Segunda-feira, 1 de Dezembro de 2008

Inteligência Espiritual

 

 

 

No início do século XX, o QI era a medida definitiva da inteligência humana. Só em meados da década de 90, a descoberta da Inteligência Emocional mostrou que não bastava o sujeito ser um génio se não soubesse lidar com as emoções. A ciência começa o novo milénio com descobertas que apontam para um terceiro quociente, o da Inteligência Espiritual. Ela nos ajudaria a lidar com questões essenciais e pode ser a chave para uma nova era no mundo dos negócios (Zohar, entrevistada por Naiditch, 2001).
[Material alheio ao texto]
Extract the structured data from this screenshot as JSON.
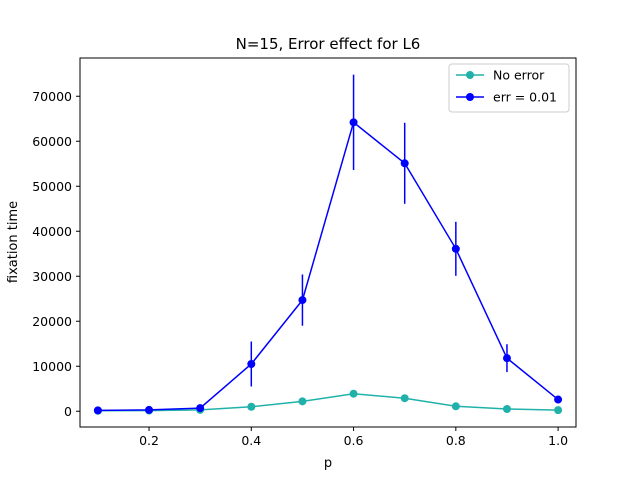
{
  "chart_data": {
    "type": "line",
    "title": "N=15, Error effect for L6",
    "xlabel": "p",
    "ylabel": "fixation time",
    "xlim": [
      0.065,
      1.035
    ],
    "ylim": [
      -3500,
      78500
    ],
    "xticks": [
      0.2,
      0.4,
      0.6,
      0.8,
      1.0
    ],
    "xtick_labels": [
      "0.2",
      "0.4",
      "0.6",
      "0.8",
      "1.0"
    ],
    "yticks": [
      0,
      10000,
      20000,
      30000,
      40000,
      50000,
      60000,
      70000
    ],
    "ytick_labels": [
      "0",
      "10000",
      "20000",
      "30000",
      "40000",
      "50000",
      "60000",
      "70000"
    ],
    "grid": false,
    "legend_position": "top-right",
    "x": [
      0.1,
      0.2,
      0.3,
      0.4,
      0.5,
      0.6,
      0.7,
      0.8,
      0.9,
      1.0
    ],
    "series": [
      {
        "name": "No error",
        "color": "#20b2aa",
        "values": [
          100,
          150,
          300,
          1000,
          2200,
          3900,
          2900,
          1100,
          500,
          250
        ],
        "errors": [
          0,
          0,
          0,
          0,
          0,
          0,
          0,
          0,
          0,
          0
        ]
      },
      {
        "name": "err = 0.01",
        "color": "#0000ff",
        "values": [
          200,
          300,
          700,
          10500,
          24700,
          64200,
          55100,
          36100,
          11800,
          2600
        ],
        "errors": [
          0,
          0,
          0,
          5000,
          5700,
          10600,
          9000,
          6000,
          3100,
          0
        ]
      }
    ]
  }
}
O mundo dos negócios atravessa uma crise de sustentabilidade. As suas atitudes e práticas actuais, centradas apenas em dinheiro, estão a devastar o meio ambiente, a consumir recursos finitos, a criar desigualdade global, a conduzir a uma crise de liderança nas empresas e a destruir a saúde e a moral das pessoas que trabalham ou cujas vidas são afectadas por elas. Nós não sabemos mais o que é realmente a vida. Não sabemos qual é o jogo que jogamos nem quais são as regras. Falta-nos um sentido profundo de objectivos e valores fundamentais. Essa crise de significado é a causa principal do stresse na vida moderna e também das doenças. A busca de sentido é a principal motivação do homem. Quando essa necessidade deixa de ser satisfeita, a vida parece-nos vazia. No mundo moderno, a maioria das pessoas não está a atender a essa necessidade (Zohar, entrevistada por Naiditch, 2001).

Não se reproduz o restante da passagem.